What Government Officials Are Doing About Salmon Farming

Government officials in places like British Columbia and Scotland are in a bind. On the one hand, they need to protect their tourist dollars, and salmon farming is bad for tourism. On the other hand, salmon farming brings in serious money that can boost the local economy. There is evidence that government officials, specifically fisheries ministers in British Columbia and Scotland are ignoring evidence that salmon farming is detrimental to the environment so they can continue accepting money from salmon farms.
Salmon farming has wormed its way into government so that it can continue to thrive unchecked. Cermaq is one of the largest salmon farming companies in the world. Who is its largest shareholder? The Norwegian Government.
Even though regulations are being set regarding what is allowed in fish farming practice, they aren’t being heeded. Despite an injunction by the high court and a ruling by the appeals body to keep them out, salmon farming giant, Marine Harvest, remains in Scotland’s lochs. If the public isn’t educated about salmon life cycles, it can seem that salmon are being protected when they are not. National salmon fjords are aquatic sanctuaries in Norway that are supposed to be protected from environmental hazards like salmon farming. Because there are no salmon farms within their boundaries, it would seem the sanctuaries are being respected. However, because salmon farms are located just outside the boundaries of these fjords, directly in the path of migrating salmon smolts, the life-cycles of these supposedly protected salmon are, in fact, greatly affected by these farms that are allegedly following the rules.
If government officials are ignorant of the problems posed by salmon farms in their nations, it is by choice. Biologists such as Alexandra Morton, First Nation representatives and environmental spokespersons regularly haunt trade conferences where they interact with salmon farming giants Marine Harvest and Cermaq, as well as fisheries ministers and other government officials.
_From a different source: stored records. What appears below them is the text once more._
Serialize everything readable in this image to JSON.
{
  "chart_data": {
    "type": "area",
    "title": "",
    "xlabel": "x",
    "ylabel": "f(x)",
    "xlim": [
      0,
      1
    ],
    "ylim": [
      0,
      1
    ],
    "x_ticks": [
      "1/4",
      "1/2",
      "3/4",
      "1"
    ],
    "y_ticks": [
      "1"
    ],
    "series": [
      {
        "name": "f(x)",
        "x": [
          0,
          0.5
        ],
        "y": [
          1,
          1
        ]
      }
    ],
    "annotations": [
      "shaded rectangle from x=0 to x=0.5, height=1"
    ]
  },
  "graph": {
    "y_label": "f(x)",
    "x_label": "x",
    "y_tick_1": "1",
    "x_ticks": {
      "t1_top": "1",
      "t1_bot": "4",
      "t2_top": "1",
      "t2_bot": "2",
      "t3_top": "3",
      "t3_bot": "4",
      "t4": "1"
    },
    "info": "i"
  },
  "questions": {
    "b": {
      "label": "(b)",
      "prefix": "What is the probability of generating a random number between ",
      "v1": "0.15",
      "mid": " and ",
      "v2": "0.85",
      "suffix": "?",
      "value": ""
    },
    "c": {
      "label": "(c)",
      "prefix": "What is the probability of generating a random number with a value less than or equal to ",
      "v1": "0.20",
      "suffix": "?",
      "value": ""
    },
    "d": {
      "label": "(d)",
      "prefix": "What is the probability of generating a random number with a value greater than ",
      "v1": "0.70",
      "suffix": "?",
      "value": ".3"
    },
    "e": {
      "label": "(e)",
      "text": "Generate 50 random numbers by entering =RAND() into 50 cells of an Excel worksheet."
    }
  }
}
They have presented these ministers with peer-reviewed studies, personal accounts and other evidence that salmon farming is decimating economies, ecosystems and individuals.
What is their response? Canadian fisheries minister Gail Shea says, when presented with evidence of salmon farming’s hand in the collapse of a vital sockeye salmon run in British Columbia: “It’s too early to tell. I’m here to support our aquaculture industry in Canada because it’s a very important part of our economy.”
In 2009, despite knowledge of the serious problems caused by salmon farming, Norway fisheries minister Helga Pederson suggested Norway boost farmed salmon production.
Those are the repercussions of salmon farming in first-world countries. When salmon farming is outsourced to countries like Chile, the effects are catastrophic. Regulations, when they exist, are rarely met. When irresponsible farming and labor practices lead to inedible fish, outbreaks of disease or employee death, it is up to the local communities to take care of the consequences and repair the damage. Salmon farming is unsustainable in regular practice. When it is practised as it is in Chile, it wipes out ecosystems and resources and leaves environmental destruction, unemployment, and devastation in its wake.